Tarsem on Going Mainstream with Immortals and the Race to Finish Mirror, Mirror Before Snow White

immortals_b_630.jpgSome directors clearly have no filter and suffer for it; others choose to live altogether filter-less, playing the game their own way, on their own terms. Which is why earlier this year Movieline anointed Tarsem Singh (The Cell, The Fall) the honey badger of Hollywood; an indie film talent recently gone mainstream -- who wore a homemade shirt proclaiming "I've been media trained" at WonderCon -- Tarsem's infamously cheeky public persona might threaten to overtake his work if only his films, just three features to date counting this week's Immortals, weren't so distinctive and gorgeous.

Tarsem may have originally envisioned Immortals as an anachronistic take on Greek mythology akin to Baz Luhrmann's Romeo + Juliet, but playing in the mainstream studio sandbox meant making some concessions. Still, the resulting period fantasy actioner is a visual marvel, starring Henry Cavill as a human Theseus battling the evil king Hyperion (Mickey Rourke) in a struggle for the fate of humanity and the gods, and Tarsem clearly relished (and handily fulfilled) the challenge of one-upping the similar-on-paper stylings of 300.

Movieline sat for a chat in Los Angeles with Tarsem to discuss his honey badger status, the fact that Greek scholars may raise their eyebrows at Immortals, why 300's "cheap" visual style is so 18 years ago, and how the race to get his kid-oriented Snow White project out ahead of competitor Snow White and the Huntsman meant scrapping 3-D to be the first one out of the gate.

I saw you earlier this year bringing Immortals to WonderCon...

Where you there at the one in San Francisco, WonderCon? That was the one where they told me, "You need to go to training school."

I remember the t-shirt you made that said, "I've been media trained!"

Yes! I said I'll go if I can wear this shirt. But nobody asked me to take off my coat. Because you know what it said on the back? In the front it said "I've been media trained," and in the back it said, "Fuck off." But nobody took a picture! That would reflect me, so they said, "Okay, you can do it -- but go for the media class."

After that, I described you as the honey badger of film directors.

You're the girl! That's everywhere! Everybody sends it to me, thank you so much! I had about a million of them everywhere. Thank you!

It was my pleasure. But I'm curious to know; what is your attitude and approach to doing all this media, of putting yourself out there and yet having to temper what you say to a degree?

If I had to control what I was speaking, it would be a chore. Right now I just feel I've got my shoes off, everybody comes in, I talk. If I was an actor it could be a problem, but right now I just talk all the crap, I can badmouth anybody I want, I can say what I want and move on. I don't have to put on a front. If I had to, it would be difficult and tiring. It ain't; I'm just meeting people and telling them what the process was, so it's not like pulling teeth. It's absolutely fine.

It can't be like that for most directors, though.

It isn't because they get media trained. [Laughs] Or something happens where... I know right now I get the call every now and then when they say, "Everything's okay - but lay off saying the word 'gay.'" And I said, really? Why? Some of my best supporters are that! They say, "Well, they might take it out of context," and I'm used to that. They always take my stuff and make it sound horrendous. And if they quote the whole thing they'll know that I just don't take any of this seriously.

It's interesting to discuss this on the occasion of Immortals, because Immortals is your most mainstream work to date.

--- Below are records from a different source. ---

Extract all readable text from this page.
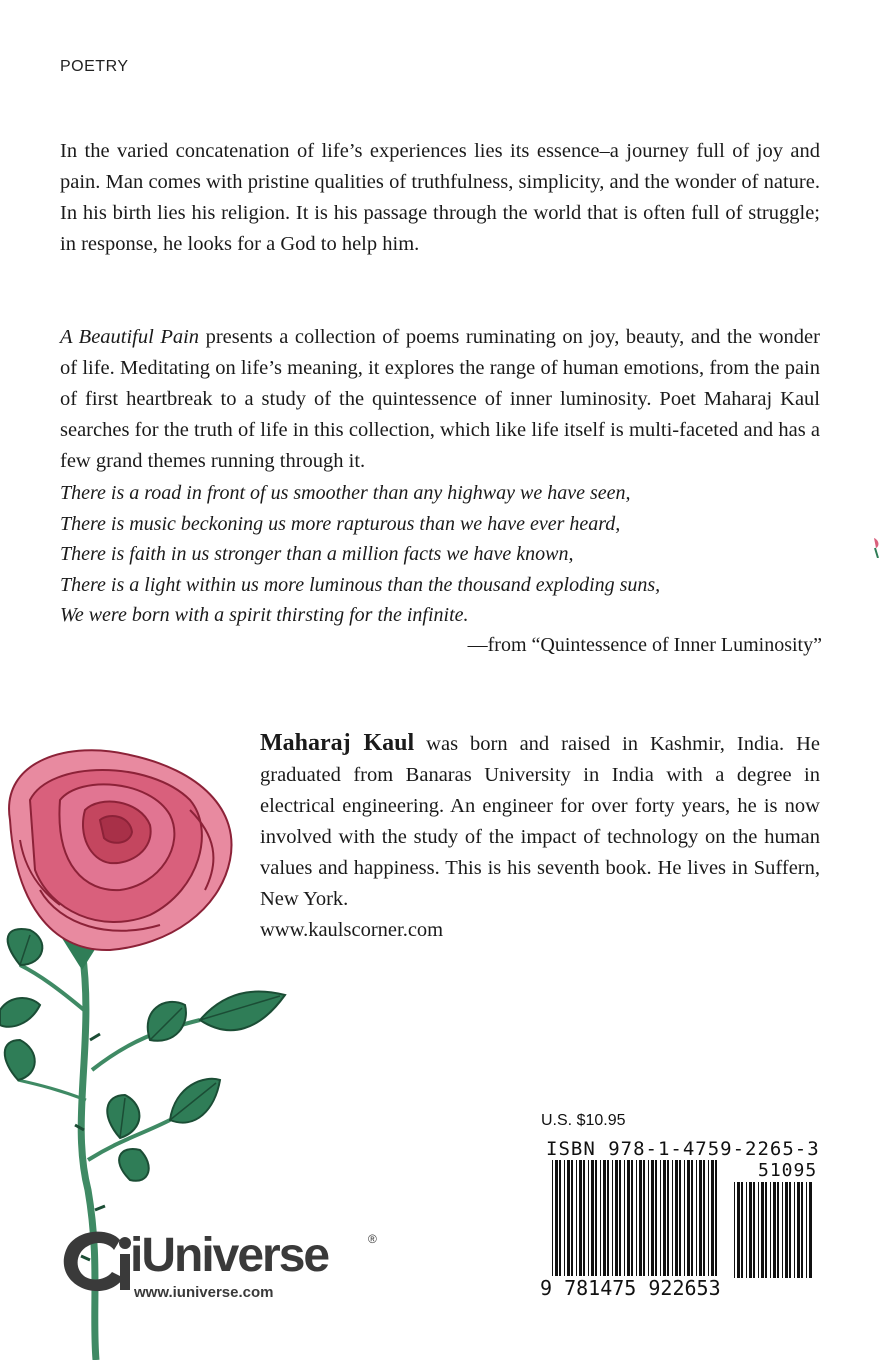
POETRY

In the varied concatenation of life’s experiences lies its essence–a journey full of joy and pain. Man comes with pristine qualities of truthfulness, simplicity, and the wonder of nature. In his birth lies his religion. It is his passage through the world that is often full of struggle; in response, he looks for a God to help him.

A Beautiful Pain presents a collection of poems ruminating on joy, beauty, and the wonder of life. Meditating on life’s meaning, it explores the range of human emotions, from the pain of first heartbreak to a study of the quintessence of inner luminosity. Poet Maharaj Kaul searches for the truth of life in this collection, which like life itself is multi-faceted and has a few grand themes running through it.

There is a road in front of us smoother than any highway we have seen,
There is music beckoning us more rapturous than we have ever heard,
There is faith in us stronger than a million facts we have known,
There is a light within us more luminous than the thousand exploding suns,
We were born with a spirit thirsting for the infinite.
—from “Quintessence of Inner Luminosity”

Maharaj Kaul was born and raised in Kashmir, India. He graduated from Banaras University in India with a degree in electrical engineering. An engineer for over forty years, he is now involved with the study of the impact of technology on the human values and happiness. This is his seventh book. He lives in Suffern, New York.
www.kaulscorner.com

iUniverse	®
www.iuniverse.com
U.S. $10.95
ISBN 978-1-4759-2265-3
51095
9 781475 922653
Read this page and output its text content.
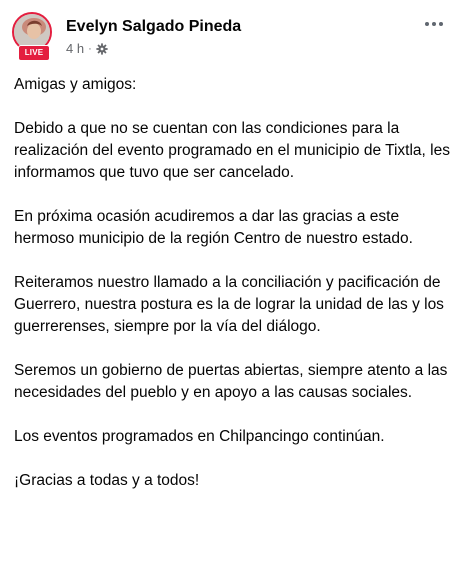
LIVE
Evelyn Salgado Pineda
4 h ·

Amigas y amigos:

Debido a que no se cuentan con las condiciones para la realización del evento programado en el municipio de Tixtla, les informamos que tuvo que ser cancelado.

En próxima ocasión acudiremos a dar las gracias a este hermoso municipio de la región Centro de nuestro estado.

Reiteramos nuestro llamado a la conciliación y pacificación de Guerrero, nuestra postura es la de lograr la unidad de las y los guerrerenses, siempre por la vía del diálogo.

Seremos un gobierno de puertas abiertas, siempre atento a las necesidades del pueblo y en apoyo a las causas sociales.

Los eventos programados en Chilpancingo continúan.

¡Gracias a todas y a todos!
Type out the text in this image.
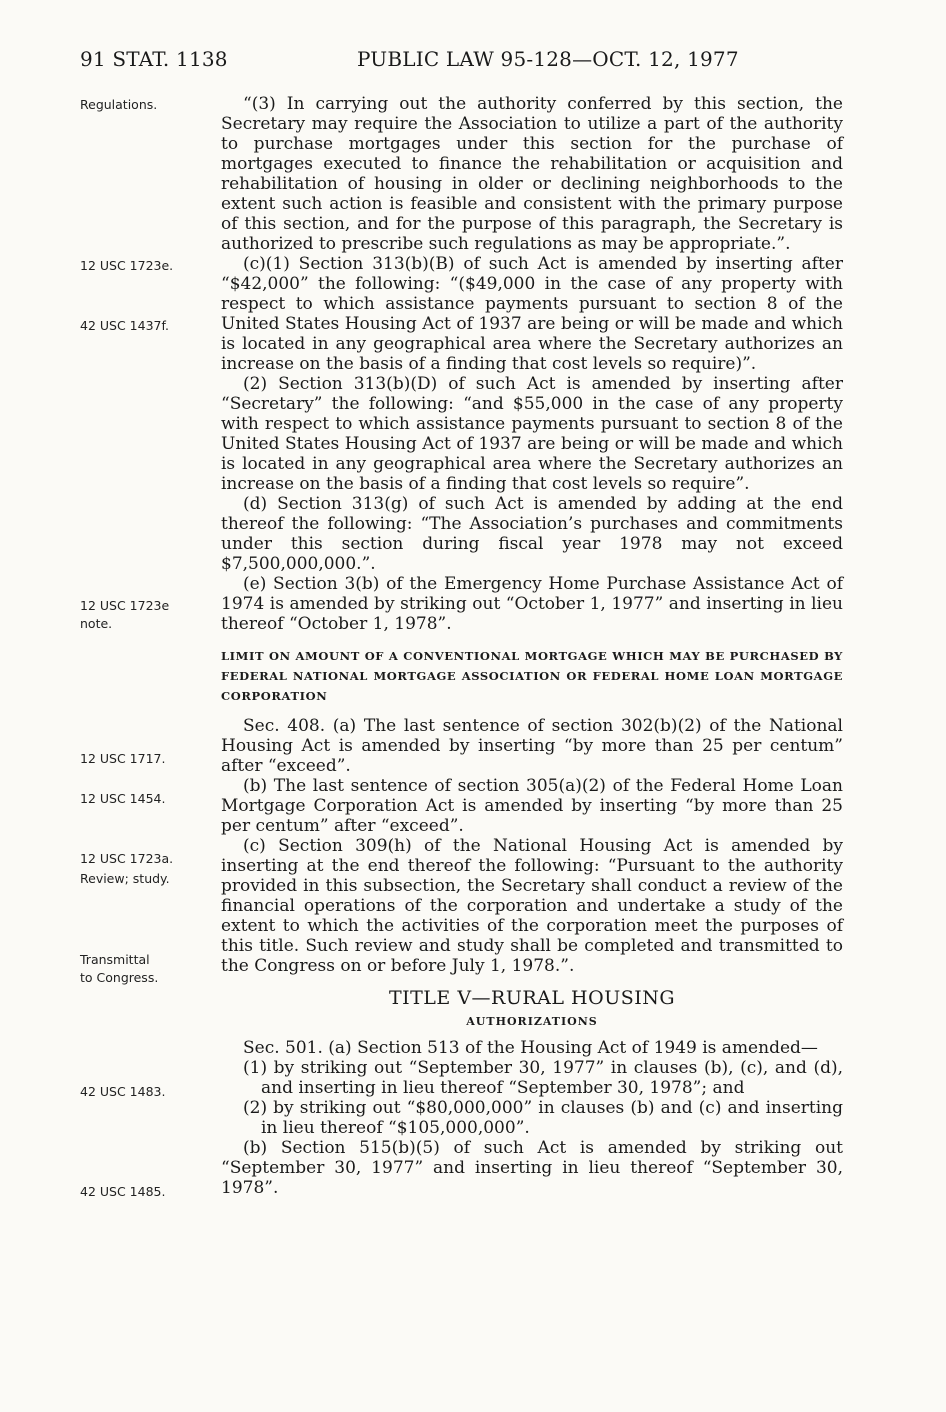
91 STAT. 1138	PUBLIC LAW 95-128—OCT. 12, 1977
Regulations.
12 USC 1723e.
42 USC 1437f.
12 USC 1723e
note.
12 USC 1717.
12 USC 1454.
12 USC 1723a.
Review; study.
Transmittal
to Congress.
42 USC 1483.
42 USC 1485.

“(3) In carrying out the authority conferred by this section, the Secretary may require the Association to utilize a part of the authority to purchase mortgages under this section for the purchase of mortgages executed to finance the rehabilitation or acquisition and rehabilitation of housing in older or declining neighborhoods to the extent such action is feasible and consistent with the primary purpose of this section, and for the purpose of this paragraph, the Secretary is authorized to prescribe such regulations as may be appropriate.”.

(c)(1) Section 313(b)(B) of such Act is amended by inserting after “$42,000” the following: “($49,000 in the case of any property with respect to which assistance payments pursuant to section 8 of the United States Housing Act of 1937 are being or will be made and which is located in any geographical area where the Secretary authorizes an increase on the basis of a finding that cost levels so require)”.

(2) Section 313(b)(D) of such Act is amended by inserting after “Secretary” the following: “and $55,000 in the case of any property with respect to which assistance payments pursuant to section 8 of the United States Housing Act of 1937 are being or will be made and which is located in any geographical area where the Secretary authorizes an increase on the basis of a finding that cost levels so require”.

(d) Section 313(g) of such Act is amended by adding at the end thereof the following: “The Association’s purchases and commitments under this section during fiscal year 1978 may not exceed $7,500,000,000.”.

(e) Section 3(b) of the Emergency Home Purchase Assistance Act of 1974 is amended by striking out “October 1, 1977” and inserting in lieu thereof “October 1, 1978”.

LIMIT ON AMOUNT OF A CONVENTIONAL MORTGAGE WHICH MAY BE PURCHASED BY FEDERAL NATIONAL MORTGAGE ASSOCIATION OR FEDERAL HOME LOAN MORTGAGE CORPORATION

Sec. 408. (a) The last sentence of section 302(b)(2) of the National Housing Act is amended by inserting “by more than 25 per centum” after “exceed”.

(b) The last sentence of section 305(a)(2) of the Federal Home Loan Mortgage Corporation Act is amended by inserting “by more than 25 per centum” after “exceed”.

(c) Section 309(h) of the National Housing Act is amended by inserting at the end thereof the following: “Pursuant to the authority provided in this subsection, the Secretary shall conduct a review of the financial operations of the corporation and undertake a study of the extent to which the activities of the corporation meet the purposes of this title. Such review and study shall be completed and transmitted to the Congress on or before July 1, 1978.”.

TITLE V—RURAL HOUSING

AUTHORIZATIONS

Sec. 501. (a) Section 513 of the Housing Act of 1949 is amended—

(1) by striking out “September 30, 1977” in clauses (b), (c), and (d), and inserting in lieu thereof “September 30, 1978”; and

(2) by striking out “$80,000,000” in clauses (b) and (c) and inserting in lieu thereof “$105,000,000”.

(b) Section 515(b)(5) of such Act is amended by striking out “September 30, 1977” and inserting in lieu thereof “September 30, 1978”.
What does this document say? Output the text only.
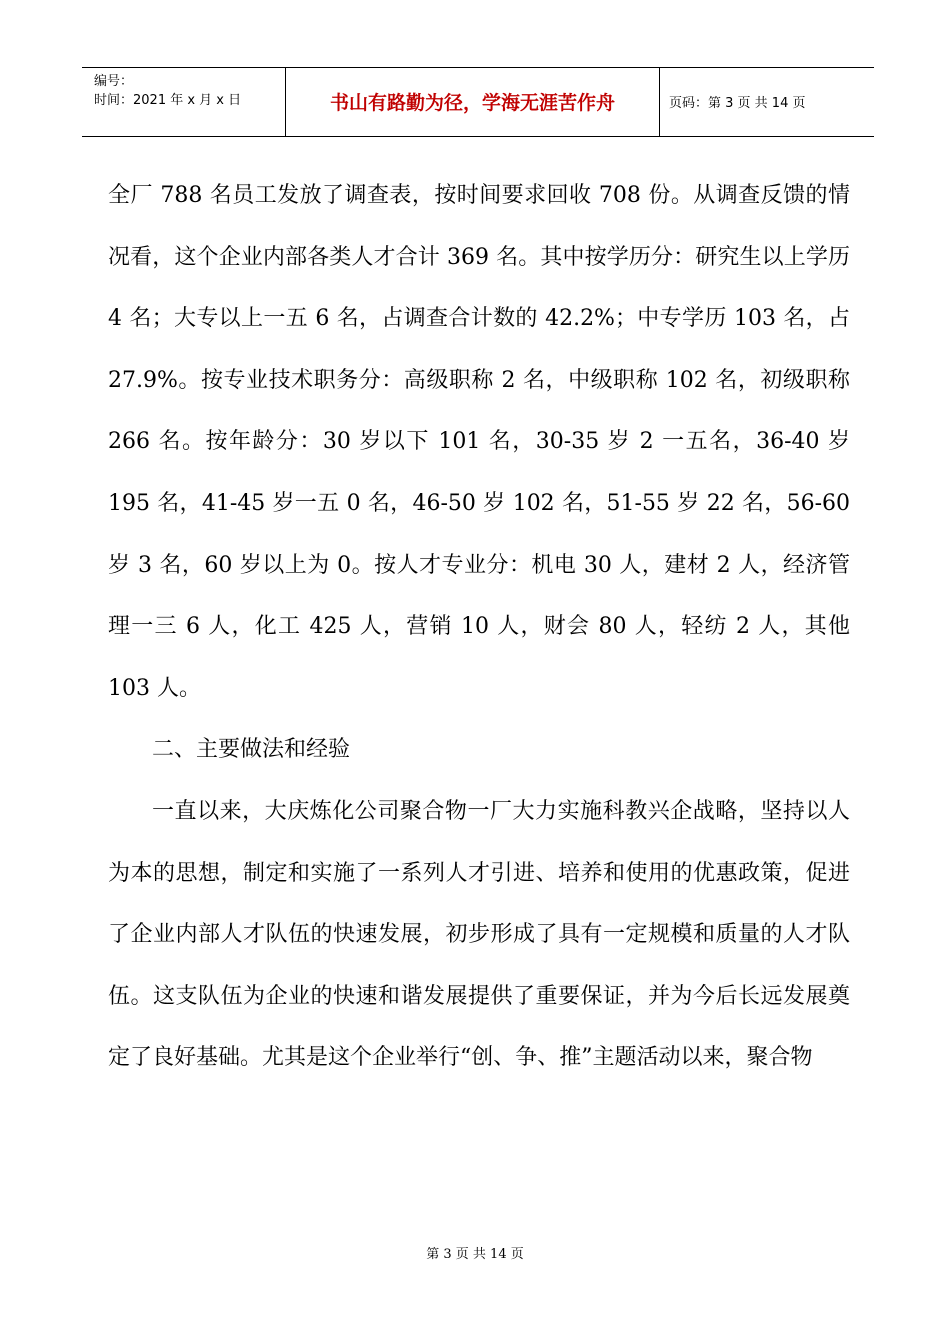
编号：
时间：2021 年 x 月 x 日	书山有路勤为径，学海无涯苦作舟	页码：第 3 页 共 14 页

全厂 788 名员工发放了调查表，按时间要求回收 708 份。从调查反馈的情况看，这个企业内部各类人才合计 369 名。其中按学历分：研究生以上学历 4 名；大专以上一五 6 名，占调查合计数的 42.2%；中专学历 103 名，占 27.9%。按专业技术职务分：高级职称 2 名，中级职称 102 名，初级职称 266 名。按年龄分：30 岁以下 101 名，30-35 岁 2 一五名，36-40 岁 195 名，41-45 岁一五 0 名，46-50 岁 102 名，51-55 岁 22 名，56-60 岁 3 名，60 岁以上为 0。按人才专业分：机电 30 人，建材 2 人，经济管理一三 6 人，化工 425 人，营销 10 人，财会 80 人，轻纺 2 人，其他 103 人。

二、主要做法和经验

一直以来，大庆炼化公司聚合物一厂大力实施科教兴企战略，坚持以人为本的思想，制定和实施了一系列人才引进、培养和使用的优惠政策，促进了企业内部人才队伍的快速发展，初步形成了具有一定规模和质量的人才队伍。这支队伍为企业的快速和谐发展提供了重要保证，并为今后长远发展奠定了良好基础。尤其是这个企业举行“创、争、推”主题活动以来，聚合物

第 3 页 共 14 页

You're this indie maverick. This is a big studio movie.

But at the same time, anybody who knows me knows I'm there through and through in [the film]. So I just went in and said... there's only that would have been a problem and I wouldn't have done any of the press, I would have gone out of my way to bury everybody with it, when they had a chat about how, if possible, they could make this movie PG. And I just said, you'd have a ten-minute movie and a really mad guy who will kill everybody who comes in. Slowly they talked themselves out of it, and finally when it was finished they screened it for the kids. There are different sides to me; I wanted to make a personal film but I would not want to make any film that does not reflect me in it. At least, not right now. I'm just too young to be doing that.

Do you mean PG-13? The idea of working with a PG or PG-13 rating... [Immortals is rated R.]

I love that! But for me, when they asked me on the PG-13 movie that I'm making [Mirror, Mirror], "Do you want to make it edgy?" No! Because when I make it edgy, nobody's going to see it. I love the idea of making a movie for kids but it's got to be that, with my take on it. And "edgy" is such a bad term. I kept telling them "edgy" is usually what people do when they make ads and they couldn't get the job, you would say, "I'll make it more edgy." I'm thinking, edgy for who? Edgy for me? For Disney? For Gaspar Noe? Do you want a rape scene, what do you want? So I said, no, it's a kid family movie. I want to make that. And they said, "Great," and left me alone.

Just like that?

It really helped that I had someone like Julia [Roberts] on my side, she was like, "Stay away!"